I’m measuring the bandwidth of device-to-host transfers using the bandwidthTest benchmark contained in GitHub - NVIDIA/cuda-samples: Samples for CUDA Developers which demonstrates features in CUDA Toolkit (subdirectory 1_Utilities/bandwidthTest). The test performs `MEMCOPY_ITERATIONS`

iterations of a `cudaMemcpy`

to even out fluctuations in the transfer time. However, I am interested in the times each individual iteration takes. For this purpose, I have modified the section of `testDeviceToHostTransfer`

which copies pinned memory:

```
for (unsigned int i = 0; i < MEMCOPY_ITERATIONS; i++) {
//checkCudaErrors(cudaMemcpyAsync(h_odata, d_idata, memSize,
// cudaMemcpyDeviceToHost, 0));
cudaDeviceSynchronize();
sdkStartTimer(&timer);
checkCudaErrors(cudaMemcpy(h_odata, d_idata, memSize,
cudaMemcpyDeviceToHost));
cudaDeviceSynchronize();
sdkStopTimer(&timer);
this_t = sdkGetTimerValue(&timer);
printf ("this_t: %lf\n", this_t);
elapsedTimeInMs += this_t;
sdkResetTimer(&timer);
//sleep(1.0);
}
```

I have switched from asynchronous to blocking memcpy because I think it is easier for this question. There are synchronization barriers before and after the memcpy to isolate any potential other CUDA operations. When I execute this I get

```
this_t: 3.023000
this_t: 2.205000
this_t: 1.363000
this_t: 1.363000
this_t: 1.369000
this_t: 1.363000
this_t: 1.363000
[...]
```

So the first iteration takes up significantly more time than the other ones. This makes sense, as I guess that some initialization is done for the first call of cudaMemcpy. I’m not sure why the second call also takes longer, but all iterations after that are consistently faster than that.

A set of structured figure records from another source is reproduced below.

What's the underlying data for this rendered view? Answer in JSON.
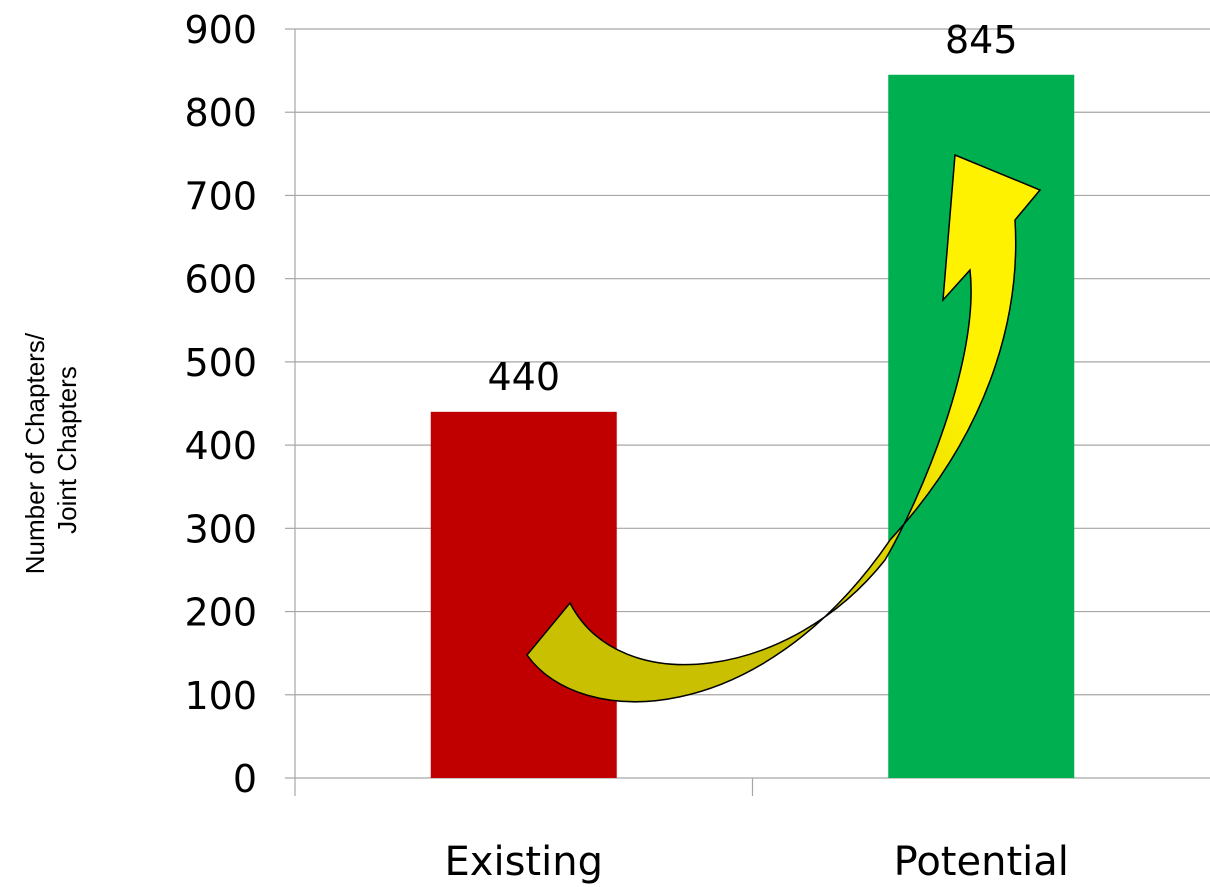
{
  "chart_data": {
    "type": "bar",
    "categories": [
      "Existing",
      "Potential"
    ],
    "values": [
      440,
      845
    ],
    "data_labels": [
      "440",
      "845"
    ],
    "bar_colors": [
      "#c00000",
      "#00b050"
    ],
    "ylabel_lines": [
      "Number of Chapters/",
      "Joint Chapters"
    ],
    "ylim": [
      0,
      900
    ],
    "yticks": [
      0,
      100,
      200,
      300,
      400,
      500,
      600,
      700,
      800,
      900
    ],
    "grid": true,
    "legend": "none",
    "annotation": {
      "type": "curved-arrow",
      "from": "Existing",
      "to": "Potential",
      "colors": [
        "#c8c000",
        "#fff200"
      ]
    }
  }
}
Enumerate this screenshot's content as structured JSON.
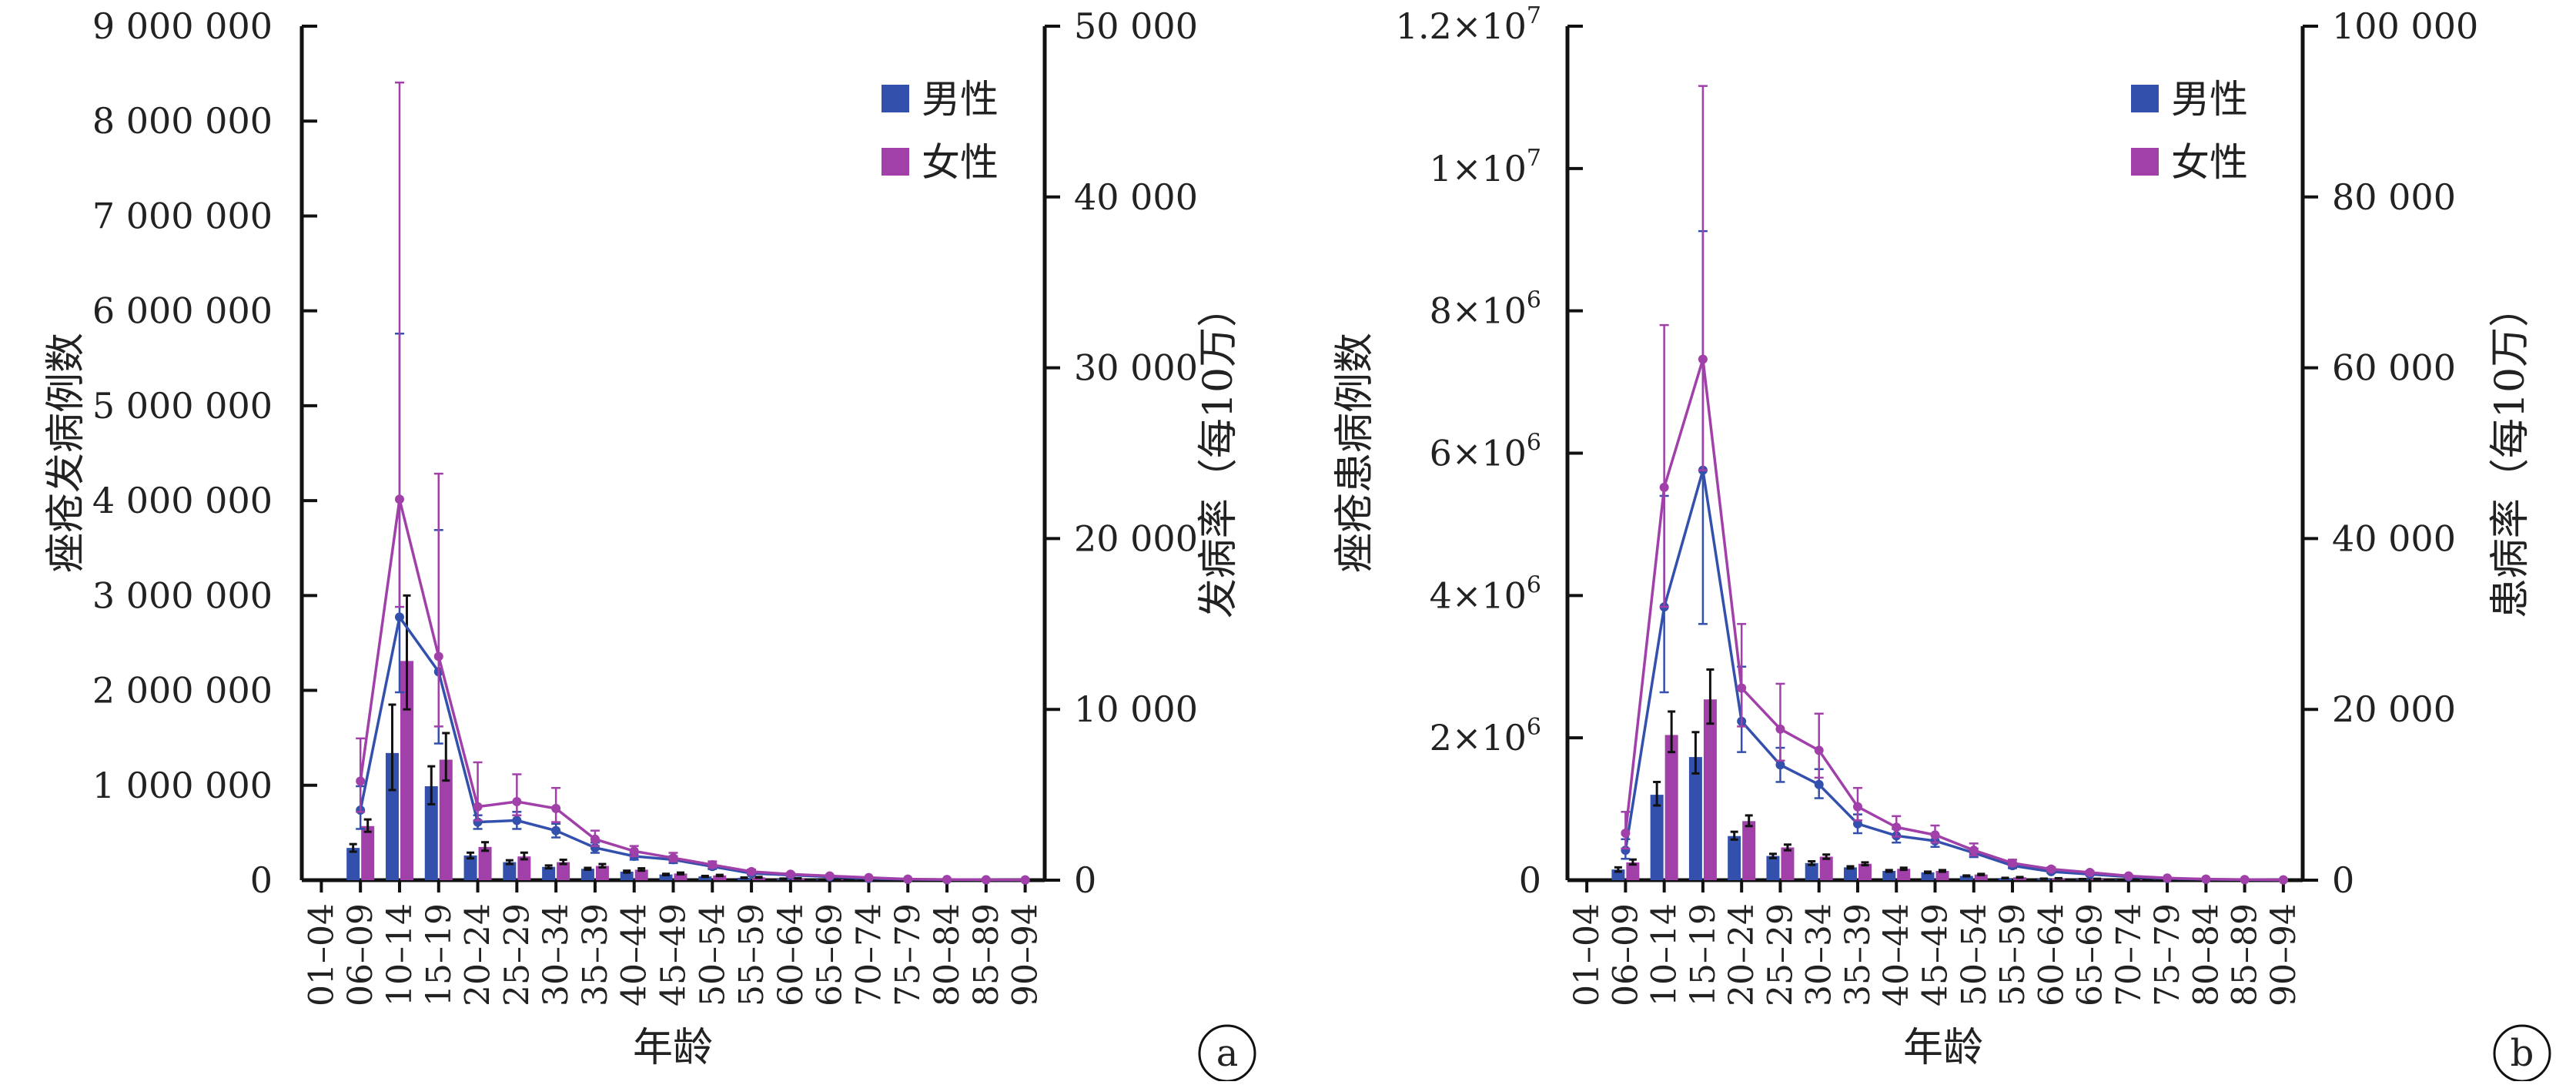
{
  "colors": {
    "male": "#3350ad",
    "female": "#a040a8",
    "axis": "#111111",
    "text": "#222222",
    "errbar": "#111111"
  },
  "chart_data": [
    {
      "panel_label": "a",
      "type": "bar",
      "ylabel_left": "痤疮发病例数",
      "ylabel_right": "发病率（每10万）",
      "xlabel": "年龄",
      "categories": [
        "01–04",
        "06–09",
        "10–14",
        "15–19",
        "20–24",
        "25–29",
        "30–34",
        "35–39",
        "40–44",
        "45–49",
        "50–54",
        "55–59",
        "60–64",
        "65–69",
        "70–74",
        "75–79",
        "80–84",
        "85–89",
        "90–94"
      ],
      "left_axis": {
        "min": 0,
        "max": 9000000,
        "ticks": [
          0,
          1000000,
          2000000,
          3000000,
          4000000,
          5000000,
          6000000,
          7000000,
          8000000,
          9000000
        ],
        "tick_labels": [
          "0",
          "1 000 000",
          "2 000 000",
          "3 000 000",
          "4 000 000",
          "5 000 000",
          "6 000 000",
          "7 000 000",
          "8 000 000",
          "9 000 000"
        ]
      },
      "right_axis": {
        "min": 0,
        "max": 50000,
        "ticks": [
          0,
          10000,
          20000,
          30000,
          40000,
          50000
        ],
        "tick_labels": [
          "0",
          "10 000",
          "20 000",
          "30 000",
          "40 000",
          "50 000"
        ]
      },
      "legend": [
        "男性",
        "女性"
      ],
      "legend_position": "top-right",
      "bar_series": [
        {
          "name": "男性",
          "values": [
            0,
            340000,
            1340000,
            990000,
            260000,
            190000,
            140000,
            120000,
            90000,
            60000,
            40000,
            25000,
            15000,
            8000,
            4000,
            2000,
            1000,
            500,
            200
          ],
          "err_low": [
            0,
            300000,
            950000,
            800000,
            230000,
            170000,
            125000,
            110000,
            80000,
            53000,
            35000,
            22000,
            13000,
            7000,
            3500,
            1700,
            800,
            400,
            150
          ],
          "err_high": [
            0,
            380000,
            1850000,
            1200000,
            290000,
            210000,
            155000,
            130000,
            100000,
            67000,
            45000,
            28000,
            17000,
            9000,
            4500,
            2300,
            1200,
            600,
            250
          ]
        },
        {
          "name": "女性",
          "values": [
            0,
            570000,
            2310000,
            1270000,
            350000,
            250000,
            190000,
            150000,
            110000,
            70000,
            50000,
            30000,
            18000,
            9000,
            5000,
            2500,
            1200,
            600,
            250
          ],
          "err_low": [
            0,
            510000,
            1800000,
            1050000,
            310000,
            220000,
            170000,
            135000,
            100000,
            62000,
            44000,
            26000,
            16000,
            8000,
            4400,
            2200,
            1000,
            500,
            200
          ],
          "err_high": [
            0,
            640000,
            3000000,
            1550000,
            400000,
            290000,
            215000,
            170000,
            125000,
            80000,
            56000,
            34000,
            20000,
            10000,
            5600,
            2800,
            1400,
            700,
            300
          ]
        }
      ],
      "line_series": [
        {
          "name": "男性",
          "values": [
            null,
            4100,
            15400,
            12200,
            3400,
            3500,
            2900,
            1900,
            1400,
            1200,
            800,
            400,
            300,
            200,
            100,
            50,
            30,
            20,
            10
          ],
          "err_low": [
            null,
            3000,
            11000,
            8000,
            3000,
            3000,
            2500,
            1600,
            1200,
            1000,
            650,
            330,
            240,
            150,
            80,
            40,
            20,
            15,
            5
          ],
          "err_high": [
            null,
            5500,
            32000,
            20500,
            3800,
            4000,
            3300,
            2200,
            1600,
            1400,
            950,
            480,
            360,
            250,
            120,
            60,
            40,
            25,
            15
          ]
        },
        {
          "name": "女性",
          "values": [
            null,
            5800,
            22300,
            13100,
            4300,
            4600,
            4200,
            2400,
            1700,
            1300,
            900,
            500,
            350,
            250,
            150,
            60,
            40,
            25,
            15
          ],
          "err_low": [
            null,
            4000,
            16000,
            9000,
            3500,
            3800,
            3400,
            2000,
            1400,
            1100,
            750,
            400,
            280,
            190,
            110,
            45,
            30,
            18,
            10
          ],
          "err_high": [
            null,
            8300,
            46700,
            23800,
            6900,
            6200,
            5400,
            2900,
            2000,
            1600,
            1100,
            620,
            420,
            300,
            180,
            75,
            50,
            30,
            20
          ]
        }
      ]
    },
    {
      "panel_label": "b",
      "type": "bar",
      "ylabel_left": "痤疮患病例数",
      "ylabel_right": "患病率（每10万）",
      "xlabel": "年龄",
      "categories": [
        "01–04",
        "06–09",
        "10–14",
        "15–19",
        "20–24",
        "25–29",
        "30–34",
        "35–39",
        "40–44",
        "45–49",
        "50–54",
        "55–59",
        "60–64",
        "65–69",
        "70–74",
        "75–79",
        "80–84",
        "85–89",
        "90–94"
      ],
      "left_axis": {
        "min": 0,
        "max": 12000000,
        "ticks": [
          0,
          2000000,
          4000000,
          6000000,
          8000000,
          10000000,
          12000000
        ],
        "tick_labels": [
          {
            "mant": "0",
            "exp": ""
          },
          {
            "mant": "2×10",
            "exp": "6"
          },
          {
            "mant": "4×10",
            "exp": "6"
          },
          {
            "mant": "6×10",
            "exp": "6"
          },
          {
            "mant": "8×10",
            "exp": "6"
          },
          {
            "mant": "1×10",
            "exp": "7"
          },
          {
            "mant": "1.2×10",
            "exp": "7"
          }
        ]
      },
      "right_axis": {
        "min": 0,
        "max": 100000,
        "ticks": [
          0,
          20000,
          40000,
          60000,
          80000,
          100000
        ],
        "tick_labels": [
          "0",
          "20 000",
          "40 000",
          "60 000",
          "80 000",
          "100 000"
        ]
      },
      "legend": [
        "男性",
        "女性"
      ],
      "legend_position": "top-right",
      "bar_series": [
        {
          "name": "男性",
          "values": [
            0,
            150000,
            1200000,
            1730000,
            620000,
            340000,
            240000,
            180000,
            130000,
            110000,
            60000,
            30000,
            20000,
            15000,
            10000,
            5000,
            3000,
            1500,
            800
          ],
          "err_low": [
            0,
            120000,
            1050000,
            1500000,
            570000,
            310000,
            215000,
            165000,
            118000,
            100000,
            54000,
            27000,
            18000,
            13500,
            9000,
            4500,
            2700,
            1300,
            700
          ],
          "err_high": [
            0,
            180000,
            1380000,
            2080000,
            680000,
            370000,
            265000,
            195000,
            142000,
            120000,
            66000,
            33000,
            22000,
            16500,
            11000,
            5500,
            3300,
            1700,
            900
          ]
        },
        {
          "name": "女性",
          "values": [
            0,
            250000,
            2040000,
            2540000,
            830000,
            460000,
            330000,
            230000,
            160000,
            130000,
            80000,
            40000,
            25000,
            18000,
            12000,
            6000,
            3500,
            1800,
            900
          ],
          "err_low": [
            0,
            220000,
            1800000,
            2200000,
            760000,
            420000,
            300000,
            210000,
            145000,
            118000,
            72000,
            36000,
            22000,
            16000,
            10800,
            5400,
            3100,
            1600,
            800
          ],
          "err_high": [
            0,
            290000,
            2370000,
            2960000,
            910000,
            500000,
            360000,
            250000,
            175000,
            142000,
            88000,
            44000,
            28000,
            20000,
            13200,
            6600,
            3900,
            2000,
            1000
          ]
        }
      ],
      "line_series": [
        {
          "name": "男性",
          "values": [
            null,
            3500,
            32000,
            48000,
            18600,
            13500,
            11200,
            6600,
            5200,
            4600,
            3200,
            1700,
            1000,
            700,
            400,
            200,
            100,
            60,
            30
          ],
          "err_low": [
            null,
            2500,
            22000,
            30000,
            15000,
            11500,
            9600,
            5500,
            4400,
            3900,
            2700,
            1400,
            850,
            600,
            330,
            170,
            85,
            50,
            25
          ],
          "err_high": [
            null,
            4800,
            45000,
            76000,
            25000,
            15500,
            13000,
            7700,
            6000,
            5300,
            3700,
            2000,
            1200,
            800,
            470,
            230,
            120,
            70,
            35
          ]
        },
        {
          "name": "女性",
          "values": [
            null,
            5500,
            46000,
            61000,
            22500,
            17700,
            15200,
            8600,
            6200,
            5300,
            3500,
            2000,
            1300,
            900,
            500,
            250,
            120,
            70,
            35
          ],
          "err_low": [
            null,
            3700,
            32000,
            48000,
            18000,
            14000,
            12000,
            7000,
            5100,
            4400,
            2900,
            1700,
            1100,
            750,
            420,
            210,
            100,
            60,
            30
          ],
          "err_high": [
            null,
            8000,
            65000,
            93000,
            30000,
            23000,
            19500,
            10800,
            7500,
            6400,
            4300,
            2400,
            1500,
            1050,
            600,
            300,
            140,
            80,
            40
          ]
        }
      ]
    }
  ]
}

The sleep command in the last line is added to imitate an application of mine where after each memcpy a rather long calculation is performed. I wanted to estimate the time spent in data transfers from the bandwidth obtained from this benchmark. It turns out to be completely off due to the reason below.

If I add the `sleep`

command for each iteration, I would not expect the measurements to change. However, the observation is entirely different from the first measurement:

```
this_t: 2.991000
this_t: 7.045000
this_t: 7.032000
this_t: 9.080000
this_t: 8.062000
this_t: 7.281000
this_t: 7.072000
this_t: 8.321000
this_t: 7.408000
this_t: 6.978000
this_t: 8.367000
this_t: 7.837000
```

Not only does each iteration after the first one take more time than the first one, they also take significantly longer than without the sleep. I am not able to explain this observation, does anyone know further?